Sono alcune domande alle quali i Vescovi italiani cercano di rispondere, seppure brevemente, con la pubblicazione È RISORTO IL TERZO GIORNO (Roma, 23 giugno 2020).

Si tratta di una “rilettura biblico-spirituale dell’esperienza della pandemia”, destinata a credenti e non credenti, che prende le mosse da un ascolto attento delle paure, dei bisogni e delle attese delle persone che, nel proprio contesto e con i propri strumenti, si sono trovate ad affrontare l’emergenza sanitaria da Covid-19. Ad aprire il testo, infatti, sono le voci di un’impiegata, di uno studente, di un bambino, di un avvocato, di un cappellano, di un medico, di una casalinga, di un adolescente, di un volontario e di una segretaria. Pongono interrogativi sulla sofferenza, sul disorientamento e sulla morte, ma testimoniano anche la capacità di resilienza, la creatività e la riscoperta della dimensione domestica della fede.

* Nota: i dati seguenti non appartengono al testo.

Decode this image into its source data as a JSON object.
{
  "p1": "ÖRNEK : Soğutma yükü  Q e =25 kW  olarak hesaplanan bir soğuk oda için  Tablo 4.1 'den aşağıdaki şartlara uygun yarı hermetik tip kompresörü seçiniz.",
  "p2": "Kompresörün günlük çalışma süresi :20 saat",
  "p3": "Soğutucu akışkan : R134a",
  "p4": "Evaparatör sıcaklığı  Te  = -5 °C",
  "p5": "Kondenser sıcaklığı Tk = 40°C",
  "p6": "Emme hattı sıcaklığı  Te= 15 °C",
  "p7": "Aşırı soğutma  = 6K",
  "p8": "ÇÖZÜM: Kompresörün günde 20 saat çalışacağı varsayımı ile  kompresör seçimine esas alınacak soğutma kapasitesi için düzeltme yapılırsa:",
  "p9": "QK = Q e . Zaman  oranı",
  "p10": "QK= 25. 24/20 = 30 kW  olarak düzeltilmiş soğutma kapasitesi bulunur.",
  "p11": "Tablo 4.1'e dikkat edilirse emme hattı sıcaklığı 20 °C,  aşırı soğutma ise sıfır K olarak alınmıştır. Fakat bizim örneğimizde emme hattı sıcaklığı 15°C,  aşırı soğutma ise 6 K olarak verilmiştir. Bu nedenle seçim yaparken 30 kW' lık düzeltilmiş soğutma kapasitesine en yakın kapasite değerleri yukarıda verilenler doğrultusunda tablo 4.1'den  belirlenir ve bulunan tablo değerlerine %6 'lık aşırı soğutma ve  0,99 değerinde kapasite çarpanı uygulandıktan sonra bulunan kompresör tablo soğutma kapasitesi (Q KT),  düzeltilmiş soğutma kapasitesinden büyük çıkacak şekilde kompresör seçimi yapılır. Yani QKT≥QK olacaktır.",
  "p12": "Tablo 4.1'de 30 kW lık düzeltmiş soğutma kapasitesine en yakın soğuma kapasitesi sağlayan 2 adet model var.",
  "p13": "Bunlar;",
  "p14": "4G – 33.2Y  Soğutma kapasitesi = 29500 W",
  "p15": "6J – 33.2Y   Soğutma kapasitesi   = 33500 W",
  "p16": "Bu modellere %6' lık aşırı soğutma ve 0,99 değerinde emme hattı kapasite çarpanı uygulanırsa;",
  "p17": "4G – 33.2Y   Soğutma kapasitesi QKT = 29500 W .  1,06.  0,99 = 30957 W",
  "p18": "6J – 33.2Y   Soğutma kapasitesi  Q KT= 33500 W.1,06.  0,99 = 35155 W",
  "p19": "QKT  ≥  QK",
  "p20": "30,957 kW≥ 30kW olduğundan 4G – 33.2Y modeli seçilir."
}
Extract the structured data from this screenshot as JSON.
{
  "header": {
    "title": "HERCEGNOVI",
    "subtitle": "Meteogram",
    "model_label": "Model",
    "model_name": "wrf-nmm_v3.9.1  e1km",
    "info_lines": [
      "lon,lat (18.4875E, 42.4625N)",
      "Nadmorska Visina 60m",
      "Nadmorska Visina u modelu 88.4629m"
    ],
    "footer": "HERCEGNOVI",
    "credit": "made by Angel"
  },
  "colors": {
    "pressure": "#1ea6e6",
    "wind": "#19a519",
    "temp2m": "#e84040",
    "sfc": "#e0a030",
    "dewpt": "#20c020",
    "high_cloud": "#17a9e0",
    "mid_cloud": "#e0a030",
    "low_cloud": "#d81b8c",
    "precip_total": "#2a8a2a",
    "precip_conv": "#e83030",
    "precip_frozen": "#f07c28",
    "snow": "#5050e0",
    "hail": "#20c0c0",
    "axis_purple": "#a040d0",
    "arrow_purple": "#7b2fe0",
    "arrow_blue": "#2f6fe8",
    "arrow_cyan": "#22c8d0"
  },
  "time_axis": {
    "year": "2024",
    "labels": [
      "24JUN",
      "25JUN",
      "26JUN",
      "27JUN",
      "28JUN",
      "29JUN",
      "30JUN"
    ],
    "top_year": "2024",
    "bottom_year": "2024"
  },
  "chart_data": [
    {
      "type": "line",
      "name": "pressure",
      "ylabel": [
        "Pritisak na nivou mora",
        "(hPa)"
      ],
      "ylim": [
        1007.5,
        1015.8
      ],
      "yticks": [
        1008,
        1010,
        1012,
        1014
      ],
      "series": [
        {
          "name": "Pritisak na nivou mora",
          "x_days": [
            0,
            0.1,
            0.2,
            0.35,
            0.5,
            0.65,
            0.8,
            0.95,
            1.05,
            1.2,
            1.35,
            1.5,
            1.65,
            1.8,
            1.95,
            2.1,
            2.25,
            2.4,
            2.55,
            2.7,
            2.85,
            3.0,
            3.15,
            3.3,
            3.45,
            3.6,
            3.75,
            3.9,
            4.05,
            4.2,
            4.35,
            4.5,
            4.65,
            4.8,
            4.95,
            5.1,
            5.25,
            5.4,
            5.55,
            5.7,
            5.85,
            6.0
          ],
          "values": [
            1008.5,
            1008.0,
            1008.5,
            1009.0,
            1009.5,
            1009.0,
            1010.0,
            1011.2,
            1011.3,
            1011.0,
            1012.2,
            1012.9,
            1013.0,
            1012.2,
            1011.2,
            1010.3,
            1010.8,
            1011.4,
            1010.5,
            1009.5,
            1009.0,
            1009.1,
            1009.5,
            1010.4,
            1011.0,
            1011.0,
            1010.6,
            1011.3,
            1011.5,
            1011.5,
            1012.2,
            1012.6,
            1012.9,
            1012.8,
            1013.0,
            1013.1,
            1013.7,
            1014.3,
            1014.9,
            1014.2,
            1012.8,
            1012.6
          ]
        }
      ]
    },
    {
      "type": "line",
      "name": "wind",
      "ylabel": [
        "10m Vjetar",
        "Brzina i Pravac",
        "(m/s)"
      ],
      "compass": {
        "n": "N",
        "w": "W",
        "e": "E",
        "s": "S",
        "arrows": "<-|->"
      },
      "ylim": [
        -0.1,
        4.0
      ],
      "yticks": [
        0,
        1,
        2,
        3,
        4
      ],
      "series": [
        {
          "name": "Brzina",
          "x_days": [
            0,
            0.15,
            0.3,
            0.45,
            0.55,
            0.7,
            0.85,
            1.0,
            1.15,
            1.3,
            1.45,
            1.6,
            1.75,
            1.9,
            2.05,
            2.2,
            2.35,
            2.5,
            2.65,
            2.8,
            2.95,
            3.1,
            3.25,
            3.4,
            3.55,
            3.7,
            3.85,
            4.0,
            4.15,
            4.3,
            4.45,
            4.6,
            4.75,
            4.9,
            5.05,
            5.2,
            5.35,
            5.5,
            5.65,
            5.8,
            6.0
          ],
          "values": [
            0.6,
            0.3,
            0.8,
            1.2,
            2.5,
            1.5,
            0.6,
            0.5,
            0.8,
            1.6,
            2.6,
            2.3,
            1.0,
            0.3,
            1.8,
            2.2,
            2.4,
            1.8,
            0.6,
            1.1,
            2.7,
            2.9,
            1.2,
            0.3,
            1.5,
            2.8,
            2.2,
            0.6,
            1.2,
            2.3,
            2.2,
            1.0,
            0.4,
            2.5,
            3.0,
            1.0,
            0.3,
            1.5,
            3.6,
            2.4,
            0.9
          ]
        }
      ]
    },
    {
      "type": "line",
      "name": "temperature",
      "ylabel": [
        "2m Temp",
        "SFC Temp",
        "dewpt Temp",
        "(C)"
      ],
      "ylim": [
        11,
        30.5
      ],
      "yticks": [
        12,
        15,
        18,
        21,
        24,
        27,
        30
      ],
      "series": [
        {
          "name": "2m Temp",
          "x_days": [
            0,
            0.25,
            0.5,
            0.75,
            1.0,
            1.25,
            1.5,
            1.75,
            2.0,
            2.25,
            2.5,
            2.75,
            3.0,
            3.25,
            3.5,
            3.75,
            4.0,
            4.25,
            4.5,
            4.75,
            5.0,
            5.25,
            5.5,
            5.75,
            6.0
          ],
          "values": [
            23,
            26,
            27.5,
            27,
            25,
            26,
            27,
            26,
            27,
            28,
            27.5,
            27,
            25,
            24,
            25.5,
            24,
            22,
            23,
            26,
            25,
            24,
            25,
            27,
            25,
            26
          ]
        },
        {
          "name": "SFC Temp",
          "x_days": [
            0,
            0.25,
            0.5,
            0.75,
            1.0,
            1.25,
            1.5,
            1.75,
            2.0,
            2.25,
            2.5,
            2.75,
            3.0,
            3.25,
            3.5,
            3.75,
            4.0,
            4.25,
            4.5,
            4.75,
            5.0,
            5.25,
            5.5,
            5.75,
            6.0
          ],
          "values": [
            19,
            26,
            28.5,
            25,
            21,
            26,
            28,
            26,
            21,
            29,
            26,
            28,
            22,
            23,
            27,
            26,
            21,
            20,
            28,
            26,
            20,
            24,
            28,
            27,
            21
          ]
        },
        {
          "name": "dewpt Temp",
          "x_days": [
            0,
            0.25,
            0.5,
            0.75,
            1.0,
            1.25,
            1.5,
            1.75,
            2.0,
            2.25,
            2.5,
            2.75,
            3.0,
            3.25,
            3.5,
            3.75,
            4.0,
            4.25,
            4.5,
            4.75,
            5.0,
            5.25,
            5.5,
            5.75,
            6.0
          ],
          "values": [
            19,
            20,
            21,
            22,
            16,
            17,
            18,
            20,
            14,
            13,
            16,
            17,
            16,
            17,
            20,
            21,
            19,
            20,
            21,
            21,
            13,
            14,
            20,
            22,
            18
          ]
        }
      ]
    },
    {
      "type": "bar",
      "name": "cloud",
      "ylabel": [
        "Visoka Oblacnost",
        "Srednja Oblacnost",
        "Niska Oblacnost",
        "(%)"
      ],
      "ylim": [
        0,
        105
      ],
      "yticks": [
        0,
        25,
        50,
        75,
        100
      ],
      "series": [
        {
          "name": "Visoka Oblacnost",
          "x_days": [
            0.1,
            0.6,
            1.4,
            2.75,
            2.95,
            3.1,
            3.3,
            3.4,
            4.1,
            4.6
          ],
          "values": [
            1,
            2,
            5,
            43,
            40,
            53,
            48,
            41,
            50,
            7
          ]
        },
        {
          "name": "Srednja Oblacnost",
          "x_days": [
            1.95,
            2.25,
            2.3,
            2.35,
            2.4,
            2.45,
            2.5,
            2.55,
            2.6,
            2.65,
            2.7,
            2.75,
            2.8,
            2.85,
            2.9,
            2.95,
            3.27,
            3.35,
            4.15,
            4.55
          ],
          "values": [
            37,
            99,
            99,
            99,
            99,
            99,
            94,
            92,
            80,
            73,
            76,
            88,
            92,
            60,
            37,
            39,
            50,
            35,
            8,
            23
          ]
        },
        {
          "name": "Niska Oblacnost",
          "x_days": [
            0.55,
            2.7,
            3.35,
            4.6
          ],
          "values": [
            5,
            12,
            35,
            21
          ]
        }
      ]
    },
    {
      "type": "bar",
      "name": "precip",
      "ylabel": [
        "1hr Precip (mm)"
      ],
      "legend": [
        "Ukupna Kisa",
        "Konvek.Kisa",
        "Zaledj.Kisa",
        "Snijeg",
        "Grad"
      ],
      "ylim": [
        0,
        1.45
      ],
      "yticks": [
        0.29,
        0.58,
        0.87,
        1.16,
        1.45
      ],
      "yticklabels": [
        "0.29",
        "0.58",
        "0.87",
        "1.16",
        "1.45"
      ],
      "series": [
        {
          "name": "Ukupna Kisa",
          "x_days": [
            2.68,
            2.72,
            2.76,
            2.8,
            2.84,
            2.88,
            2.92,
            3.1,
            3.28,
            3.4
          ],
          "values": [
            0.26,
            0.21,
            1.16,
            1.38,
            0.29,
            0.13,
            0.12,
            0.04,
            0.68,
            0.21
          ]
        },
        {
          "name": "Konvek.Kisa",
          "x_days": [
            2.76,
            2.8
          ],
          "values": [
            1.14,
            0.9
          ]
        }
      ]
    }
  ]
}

Gli eventi recenti della pandemia sono posti sullo sfondo del mistero pasquale di Gesù: dal Venerdì della morte in croce sino alla Domenica di risurrezione, attraverso il Sabato della deposizione nel sepolcro, evidenziando in questo modo che “una lettura pasquale dell’esperienza della pandemia non può prospettare il semplice ritorno alla situazione di prima”. Infatti, “la croce e il sepolcro possono diventare cattedre che insegnano a tutti a cambiare, a convertirsi, a prestare orecchio e cuore ai drammi causati dall’ingiustizia e dalla violenza, a trovare il coraggio di porre gesti divini nelle relazioni umane: pace, equità, mitezza, carità”. Sono questi “i germi di risurrezione, i lampi della Domenica, che rendono concreto e credibile l’annuncio della vita eterna”. Ecco perché, nell’ascoltare e dare dignità all’umanità ferita, viene rilanciato l’invito di papa Francesco a raccogliere la sfida dell’audacia e della creatività nel “ripensare gli obiettivi, le strutture, lo stile e i metodi evangelizzatori delle proprie comunità”. Per ripartire “come comunità ecclesiale sui passi dell’uomo del nostro tempo, animati da tenerezza e comprensione, da una speranza che non delude”.